Question

How do you factor completely: $14b{{x}^{2}}-7{{x}^{3}}-4b+2x$?

Answer 1

Hint: The polynomial in the above question, which is written as $14b{{x}^{2}}-7{{x}^{3}}-4b+2x$, is not in the standard form, that is, in the order of decreasing of powers of $x$. So firstly we need to write it in the standard form as $-7{{x}^{3}}+14b{{x}^{2}}+2x-4b$. Then we have to use the factor by grouping method to factor the given polynomial. For this, we have to group the first two and the last two terms to get $\left( -7{{x}^{3}}+14b{{x}^{2}} \right)+\left( 2x-4b \right)$. Then we have to take $-7{{x}^{2}}$ common from the first group and $2$ common from the second group. Then finally, on taking the common factor outside, the given polynomial will be factored completely.

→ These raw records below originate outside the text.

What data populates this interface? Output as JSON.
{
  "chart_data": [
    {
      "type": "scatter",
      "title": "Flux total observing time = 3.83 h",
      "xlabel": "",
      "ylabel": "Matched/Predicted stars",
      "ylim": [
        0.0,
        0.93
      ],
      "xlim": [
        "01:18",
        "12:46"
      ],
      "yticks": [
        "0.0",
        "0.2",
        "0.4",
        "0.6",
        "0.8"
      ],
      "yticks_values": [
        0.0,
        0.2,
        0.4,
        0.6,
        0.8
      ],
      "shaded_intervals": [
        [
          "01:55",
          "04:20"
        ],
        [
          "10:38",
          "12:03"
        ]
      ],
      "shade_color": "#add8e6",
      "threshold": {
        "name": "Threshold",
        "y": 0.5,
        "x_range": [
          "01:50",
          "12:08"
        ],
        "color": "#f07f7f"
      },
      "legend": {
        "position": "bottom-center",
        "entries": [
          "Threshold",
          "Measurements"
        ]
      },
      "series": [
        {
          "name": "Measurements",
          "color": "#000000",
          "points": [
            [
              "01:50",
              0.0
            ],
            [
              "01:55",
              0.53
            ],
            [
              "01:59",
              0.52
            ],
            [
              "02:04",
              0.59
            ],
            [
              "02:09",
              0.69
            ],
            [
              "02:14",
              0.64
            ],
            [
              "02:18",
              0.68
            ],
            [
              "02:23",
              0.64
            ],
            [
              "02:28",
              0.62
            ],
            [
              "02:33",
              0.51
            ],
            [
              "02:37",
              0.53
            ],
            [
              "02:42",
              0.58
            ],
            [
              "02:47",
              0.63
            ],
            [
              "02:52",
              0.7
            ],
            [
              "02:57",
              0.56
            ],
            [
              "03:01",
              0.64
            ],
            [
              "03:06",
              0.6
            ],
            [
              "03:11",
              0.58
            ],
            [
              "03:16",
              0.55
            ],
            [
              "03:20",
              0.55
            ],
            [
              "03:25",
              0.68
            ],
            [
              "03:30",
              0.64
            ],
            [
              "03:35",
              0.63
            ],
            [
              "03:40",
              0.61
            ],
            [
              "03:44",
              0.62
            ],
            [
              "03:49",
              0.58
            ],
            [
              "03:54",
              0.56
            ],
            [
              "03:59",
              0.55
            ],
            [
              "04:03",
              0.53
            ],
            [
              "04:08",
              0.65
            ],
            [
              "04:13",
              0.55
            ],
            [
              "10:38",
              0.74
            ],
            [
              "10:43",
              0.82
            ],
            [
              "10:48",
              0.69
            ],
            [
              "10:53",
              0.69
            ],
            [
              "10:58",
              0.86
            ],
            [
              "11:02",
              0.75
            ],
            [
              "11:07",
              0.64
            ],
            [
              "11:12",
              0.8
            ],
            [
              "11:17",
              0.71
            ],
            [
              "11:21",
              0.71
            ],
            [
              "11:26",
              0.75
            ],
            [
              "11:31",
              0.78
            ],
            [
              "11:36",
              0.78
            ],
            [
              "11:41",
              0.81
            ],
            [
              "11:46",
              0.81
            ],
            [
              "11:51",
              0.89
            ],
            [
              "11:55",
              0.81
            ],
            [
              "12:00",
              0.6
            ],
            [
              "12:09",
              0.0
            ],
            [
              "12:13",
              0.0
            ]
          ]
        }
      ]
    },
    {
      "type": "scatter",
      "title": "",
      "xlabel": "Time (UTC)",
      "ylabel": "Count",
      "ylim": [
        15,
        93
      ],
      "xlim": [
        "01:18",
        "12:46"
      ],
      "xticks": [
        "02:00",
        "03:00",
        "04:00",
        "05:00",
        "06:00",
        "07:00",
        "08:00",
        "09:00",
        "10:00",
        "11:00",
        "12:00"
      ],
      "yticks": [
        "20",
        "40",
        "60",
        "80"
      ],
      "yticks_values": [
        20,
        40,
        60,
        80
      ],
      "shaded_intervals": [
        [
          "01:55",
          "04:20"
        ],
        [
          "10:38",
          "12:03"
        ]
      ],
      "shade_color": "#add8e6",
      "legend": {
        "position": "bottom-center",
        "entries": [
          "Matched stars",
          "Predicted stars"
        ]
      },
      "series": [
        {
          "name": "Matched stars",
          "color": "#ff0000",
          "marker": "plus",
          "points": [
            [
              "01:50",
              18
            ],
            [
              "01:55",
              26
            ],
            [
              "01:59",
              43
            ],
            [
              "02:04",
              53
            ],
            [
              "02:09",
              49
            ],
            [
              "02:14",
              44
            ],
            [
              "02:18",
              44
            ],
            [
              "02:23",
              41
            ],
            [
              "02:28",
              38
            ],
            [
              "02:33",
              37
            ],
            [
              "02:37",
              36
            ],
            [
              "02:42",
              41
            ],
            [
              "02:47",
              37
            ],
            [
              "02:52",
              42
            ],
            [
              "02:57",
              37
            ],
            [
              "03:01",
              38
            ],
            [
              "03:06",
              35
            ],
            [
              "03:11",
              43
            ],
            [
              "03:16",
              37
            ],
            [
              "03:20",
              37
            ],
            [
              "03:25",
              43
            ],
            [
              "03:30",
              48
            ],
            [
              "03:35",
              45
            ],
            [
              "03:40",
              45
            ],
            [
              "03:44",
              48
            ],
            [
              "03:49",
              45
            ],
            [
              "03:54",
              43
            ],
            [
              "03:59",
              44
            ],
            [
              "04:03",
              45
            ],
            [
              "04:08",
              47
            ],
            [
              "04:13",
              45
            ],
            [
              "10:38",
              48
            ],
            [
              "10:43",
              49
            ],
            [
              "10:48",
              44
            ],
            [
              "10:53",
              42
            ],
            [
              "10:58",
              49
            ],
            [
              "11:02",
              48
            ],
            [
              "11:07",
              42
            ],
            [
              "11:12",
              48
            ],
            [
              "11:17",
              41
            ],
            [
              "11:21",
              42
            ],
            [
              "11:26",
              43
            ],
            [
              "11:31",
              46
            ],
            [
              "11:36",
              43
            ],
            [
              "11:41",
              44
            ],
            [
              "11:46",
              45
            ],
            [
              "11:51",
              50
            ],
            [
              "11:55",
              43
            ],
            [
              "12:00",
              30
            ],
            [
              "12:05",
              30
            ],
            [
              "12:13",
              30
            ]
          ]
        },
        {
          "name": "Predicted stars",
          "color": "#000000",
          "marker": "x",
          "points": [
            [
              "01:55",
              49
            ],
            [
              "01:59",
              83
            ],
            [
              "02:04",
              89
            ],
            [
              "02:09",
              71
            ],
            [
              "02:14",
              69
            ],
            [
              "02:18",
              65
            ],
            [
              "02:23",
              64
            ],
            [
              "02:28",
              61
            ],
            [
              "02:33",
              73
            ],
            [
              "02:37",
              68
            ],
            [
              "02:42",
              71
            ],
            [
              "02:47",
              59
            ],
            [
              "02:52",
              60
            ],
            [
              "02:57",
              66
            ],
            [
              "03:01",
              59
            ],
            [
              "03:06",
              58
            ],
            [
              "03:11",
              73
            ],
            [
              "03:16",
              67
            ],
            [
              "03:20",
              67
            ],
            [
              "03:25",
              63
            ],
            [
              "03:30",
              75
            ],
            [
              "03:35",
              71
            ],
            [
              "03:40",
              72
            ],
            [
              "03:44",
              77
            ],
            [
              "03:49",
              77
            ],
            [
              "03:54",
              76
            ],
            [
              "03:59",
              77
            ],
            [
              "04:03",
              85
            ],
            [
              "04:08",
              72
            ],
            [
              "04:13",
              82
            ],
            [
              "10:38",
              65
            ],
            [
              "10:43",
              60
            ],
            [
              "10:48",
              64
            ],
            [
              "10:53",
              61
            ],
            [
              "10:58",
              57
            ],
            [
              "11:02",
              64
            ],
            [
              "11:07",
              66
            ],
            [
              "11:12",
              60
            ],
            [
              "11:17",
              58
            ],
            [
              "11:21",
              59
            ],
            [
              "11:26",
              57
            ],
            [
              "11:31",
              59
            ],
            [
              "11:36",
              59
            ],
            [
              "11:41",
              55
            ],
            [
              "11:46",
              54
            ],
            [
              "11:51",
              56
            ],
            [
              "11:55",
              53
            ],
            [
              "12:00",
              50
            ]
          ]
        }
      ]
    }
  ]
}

Complete step by step solution:
Let the given polynomial be $p\left( x \right)$ so that we can write
$\Rightarrow p\left( x \right)=14b{{x}^{2}}-7{{x}^{3}}-4b+2x$
The given polynomial is not written in the standard form since the terms are not arranged in decreasing order of the powers of $x$. Therefore, we write it in the standard form as
\[\Rightarrow p\left( x \right)=-7{{x}^{3}}+14b{{x}^{2}}+2x-4b\]
Now, we group the first two and the last two terms to get
\[\Rightarrow p\left( x \right)=\left( -7{{x}^{3}}+14b{{x}^{2}} \right)+\left( 2x-4b \right)\]
As we can see that \[-7{{x}^{2}}\] is common to the first group and $2$ is common to the second group. Taking these outside of the respected groups, we get
\[\Rightarrow p\left( x \right)=-7{{x}^{2}}\left( x-2b \right)+2\left( x-2b \right)\]
Now, since the factor \[\left( x-2b \right)\] is common, we can take it outside to get
\[\Rightarrow p\left( x \right)=\left( x-2b \right)\left( -7{{x}^{2}}+2 \right)\]
Now, we take $-7$ common from the second factor to get
\[\Rightarrow p\left( x \right)=-7\left( x-2b \right)\left( {{x}^{2}}-\dfrac{2}{7} \right)\]
Putting \[\dfrac{2}{7}={{\left( \sqrt{\dfrac{2}{7}} \right)}^{2}}\] we get
\[\Rightarrow p\left( x \right)=-7\left( x-2b \right)\left( {{x}^{2}}-{{\left( \sqrt{\dfrac{2}{7}} \right)}^{2}} \right)\]
Now, using the algebraic identity ${{a}^{2}}-{{b}^{2}}=\left( a+b \right)\left( a-b \right)$ we can factorize further the second factor as
\[\Rightarrow p\left( x \right)=-7\left( x-2b \right)\left( x+\sqrt{\dfrac{2}{7}} \right)\left( x-\sqrt{\dfrac{2}{7}} \right)\]
Hence, the given polynomial is completely factored as \[-7\left( x-2b \right)\left( x+\sqrt{\dfrac{2}{7}} \right)\left( x-\sqrt{\dfrac{2}{7}} \right)\].

Note:
Do not end your solution at the factored form \[\left( x-2b \right)\left( -7{{x}^{2}}+2 \right)\]. Our attempt must be to factorize the given polynomial into the product of the one degree polynomials. It might be possible in some cases that the quadratic factor cannot be factored further, but if it can be factorized, then we must factorize it.